Brianne couldn’t sleep. Her mind was replaying her week at work. Her new supervisor had excluded her from meetings, spread rumors behind her back and often made devaluing comments to her. Brianne started to replay the conversations they had had together. Was I impolite? Did I say the wrong thing? The more she replayed the discussions, the more confused she got. She felt as if she had always been kind to everyone on her team. The more afraid Brianne was of her supervisor, the more control the supervisor had over her.
Fear and control tend to happen on a spectrum. When people are afraid, they might avoid, attack or people please to feel safe. Some people might seek to have more control because the more power they have, the safer they feel. In the case of Brianne, her supervisor was trying to use control tactics to make Brianne follow her guidelines. Brianne had been doing her own thing at work, and sometimes she didn’t do it precisely as her supervisor requested.
Consequently, her supervisor felt out of control. To feel more in control, she started to devalue Brianne so that Brianne would lose confidence and begin to listen. Control tactics can look like gossiping behind someone’s back, degrading, excluding, and or isolating from friends and family.
Brianne eventually recognized why her supervisor was treating her differently. To repair her professional relationship, she made sure that she did not threaten her supervisor’s authority. She began to watch her supervisor’s actions, but she did not react. The emotional reaction might have led to more control tactics. The poker face and following authority eventually led to a repaired work relationship where both Brianne and her supervisor felt safe.

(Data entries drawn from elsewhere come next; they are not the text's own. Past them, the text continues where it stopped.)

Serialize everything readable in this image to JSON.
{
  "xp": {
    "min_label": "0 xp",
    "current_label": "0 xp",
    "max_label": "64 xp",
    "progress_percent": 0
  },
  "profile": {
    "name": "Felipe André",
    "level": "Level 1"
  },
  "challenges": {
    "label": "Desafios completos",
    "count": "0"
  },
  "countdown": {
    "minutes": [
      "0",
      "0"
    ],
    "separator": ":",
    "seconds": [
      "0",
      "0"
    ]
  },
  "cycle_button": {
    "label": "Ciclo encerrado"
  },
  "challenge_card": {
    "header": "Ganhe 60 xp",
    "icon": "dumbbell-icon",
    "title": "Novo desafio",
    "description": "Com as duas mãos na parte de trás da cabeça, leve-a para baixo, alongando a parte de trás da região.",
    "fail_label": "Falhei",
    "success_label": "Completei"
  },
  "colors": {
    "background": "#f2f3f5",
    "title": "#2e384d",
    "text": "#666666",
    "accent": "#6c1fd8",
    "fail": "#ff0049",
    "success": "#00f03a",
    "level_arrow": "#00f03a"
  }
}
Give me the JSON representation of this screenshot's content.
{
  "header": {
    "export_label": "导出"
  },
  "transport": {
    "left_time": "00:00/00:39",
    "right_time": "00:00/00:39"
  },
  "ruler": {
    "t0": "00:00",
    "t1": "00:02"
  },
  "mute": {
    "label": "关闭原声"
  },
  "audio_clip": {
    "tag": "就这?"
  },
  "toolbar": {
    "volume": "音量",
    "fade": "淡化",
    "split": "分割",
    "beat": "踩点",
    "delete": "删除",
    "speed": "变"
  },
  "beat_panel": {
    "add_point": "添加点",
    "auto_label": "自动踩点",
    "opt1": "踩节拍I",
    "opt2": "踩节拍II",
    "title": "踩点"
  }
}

On one end of the spectrum, control tactics can be annoying. On the extreme end of the spectrum, control tactics can be dangerous. In romantic or family relationships, isolation, lack of empathy and devaluing can sometimes lead to domestic violence. Lack of empathy and devaluing can also lead to decreases in self-worth and self-esteem.
Suppose you feel like you are being bullied, devalued, or controlled. In that case, a professional can help you to regain confidence or help you to come up with a solution. Suppose you struggle with control and feeling out of control. In that case, a professional can help you to to learn how to feel safe without using control tactics.